Gemeente Utrecht

Gemeente Utrecht: schriftelijke vragen van mevrouw G.A. Oskam

(vragen binnengekomen op 26 juli 2006
en antwoorden door het college verzonden op 29 augustus 2006)

De antwoorden die het college gegeven heeft op onze schriftelijke vragen 2006/70 stellen de D66-fractie bijzonder teleur. De antwoorden blinken uit door nietszeggendheid en desinteresse. Van een college met daarin een partij die onder meer zich ooit heeft laten voorstaan op het begrip "duurzaam" bouwen van bijvoorbeeld Leidsche Rijn, had de D66-fractie bepaald meer verwacht. Verder mogen wij ervan uitgaan dat dit college, net als D66, het belangrijk vindt dat bewoners geen onnodig hoge stookkosten hebben door eventuele "lekkages" van warmte, zoals in de Haagse Vinex-wijken gedeeltelijk wel is geconstateerd door het Haags Milieucentrum.

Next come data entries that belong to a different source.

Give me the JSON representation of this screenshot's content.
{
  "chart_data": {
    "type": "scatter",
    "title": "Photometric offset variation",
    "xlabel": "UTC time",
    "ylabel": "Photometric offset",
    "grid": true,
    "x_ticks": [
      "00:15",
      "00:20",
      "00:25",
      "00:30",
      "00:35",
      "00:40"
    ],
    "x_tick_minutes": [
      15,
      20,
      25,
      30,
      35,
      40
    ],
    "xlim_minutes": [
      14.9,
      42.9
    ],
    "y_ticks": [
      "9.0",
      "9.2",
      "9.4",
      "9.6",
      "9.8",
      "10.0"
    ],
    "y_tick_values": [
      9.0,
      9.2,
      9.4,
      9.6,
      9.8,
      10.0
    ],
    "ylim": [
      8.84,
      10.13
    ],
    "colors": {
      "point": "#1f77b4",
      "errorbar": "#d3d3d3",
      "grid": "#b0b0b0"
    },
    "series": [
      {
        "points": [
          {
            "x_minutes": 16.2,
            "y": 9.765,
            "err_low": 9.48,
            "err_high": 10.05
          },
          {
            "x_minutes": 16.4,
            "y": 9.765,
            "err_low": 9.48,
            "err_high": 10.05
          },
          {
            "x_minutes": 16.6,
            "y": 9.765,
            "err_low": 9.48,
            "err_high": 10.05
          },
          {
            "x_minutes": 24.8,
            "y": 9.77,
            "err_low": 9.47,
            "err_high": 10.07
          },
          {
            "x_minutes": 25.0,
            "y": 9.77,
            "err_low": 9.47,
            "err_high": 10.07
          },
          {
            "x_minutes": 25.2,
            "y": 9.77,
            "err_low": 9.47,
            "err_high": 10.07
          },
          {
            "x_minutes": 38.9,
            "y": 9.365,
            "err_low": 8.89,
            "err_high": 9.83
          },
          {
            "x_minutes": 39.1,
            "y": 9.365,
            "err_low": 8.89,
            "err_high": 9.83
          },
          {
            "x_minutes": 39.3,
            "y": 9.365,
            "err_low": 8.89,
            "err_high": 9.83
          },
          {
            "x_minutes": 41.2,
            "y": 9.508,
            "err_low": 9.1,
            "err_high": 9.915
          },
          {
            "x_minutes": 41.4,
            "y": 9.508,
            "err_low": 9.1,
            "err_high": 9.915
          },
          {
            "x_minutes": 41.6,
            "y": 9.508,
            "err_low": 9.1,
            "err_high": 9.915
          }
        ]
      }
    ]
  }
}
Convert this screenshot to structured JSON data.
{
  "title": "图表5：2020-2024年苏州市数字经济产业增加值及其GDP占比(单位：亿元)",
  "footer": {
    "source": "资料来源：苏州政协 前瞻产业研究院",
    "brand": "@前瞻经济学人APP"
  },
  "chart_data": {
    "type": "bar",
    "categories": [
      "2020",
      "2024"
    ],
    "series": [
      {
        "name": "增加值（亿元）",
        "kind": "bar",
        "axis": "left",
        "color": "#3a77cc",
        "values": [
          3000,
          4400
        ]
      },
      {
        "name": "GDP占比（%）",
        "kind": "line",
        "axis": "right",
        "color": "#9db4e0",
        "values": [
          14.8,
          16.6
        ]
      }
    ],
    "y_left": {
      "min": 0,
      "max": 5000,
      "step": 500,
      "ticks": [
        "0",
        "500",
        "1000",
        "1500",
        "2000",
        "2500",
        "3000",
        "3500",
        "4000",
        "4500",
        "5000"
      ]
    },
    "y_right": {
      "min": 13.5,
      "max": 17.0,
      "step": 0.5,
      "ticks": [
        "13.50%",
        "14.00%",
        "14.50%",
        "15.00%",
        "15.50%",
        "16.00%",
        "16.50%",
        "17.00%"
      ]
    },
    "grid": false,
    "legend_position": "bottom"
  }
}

Gezien een aantal recente voorbeelden in de gemeente Utrecht waarbij door slechte en slordige nieuwbouw vervelende consequenties optraden voor bewoners, gebruikers en omwonenden, lijkt het D66 dat meer aandacht voor controle op zijn plaats is. Zoals in onze vorige vragen gememoreerd vindt deze controle in andere gemeentes (waaronder Alkmaar) wel plaats. Ook de gemeente Ede is hier wel mee bezig. Daar probeert men het begrip "duurzaam" bouwen te concretiseren door onder meer een relatief goedkoop, gecombineerd thermografisch en infrarood onderzoek te laten uitvoeren en bouwprojecten op deze basis te begeleiden door de firma Isofast uit Zeewolde.

Op basis van de antwoorden van het college, verzoekt de D66-fractie derhalve gedegen antwoord op de volgende vragen:


1. Hoe belangrijk vindt het college de milieunormen, toegankelijkheidseisen voor mensen met een functiebeperking en andere eisen voor nieuwbouwprojecten?

Wij vinden dit belangrijk.


2. Hoeveel inspecteurs heeft de gemeente in dienst?

Bij de afdeling Bouwbeheer werken 35 inspecteurs in het toezicht op de bouw.


3. U schrijft dat de controle niet op alle aspecten op eenzelfde niveau kunnen worden gecontroleerd. Welke aspecten worden op welk niveau gecontroleerd, wat is er daar de uitkomst van en hoe wordt geselecteerd welke aspecten op welke niveauŽs worden gecontroleerd?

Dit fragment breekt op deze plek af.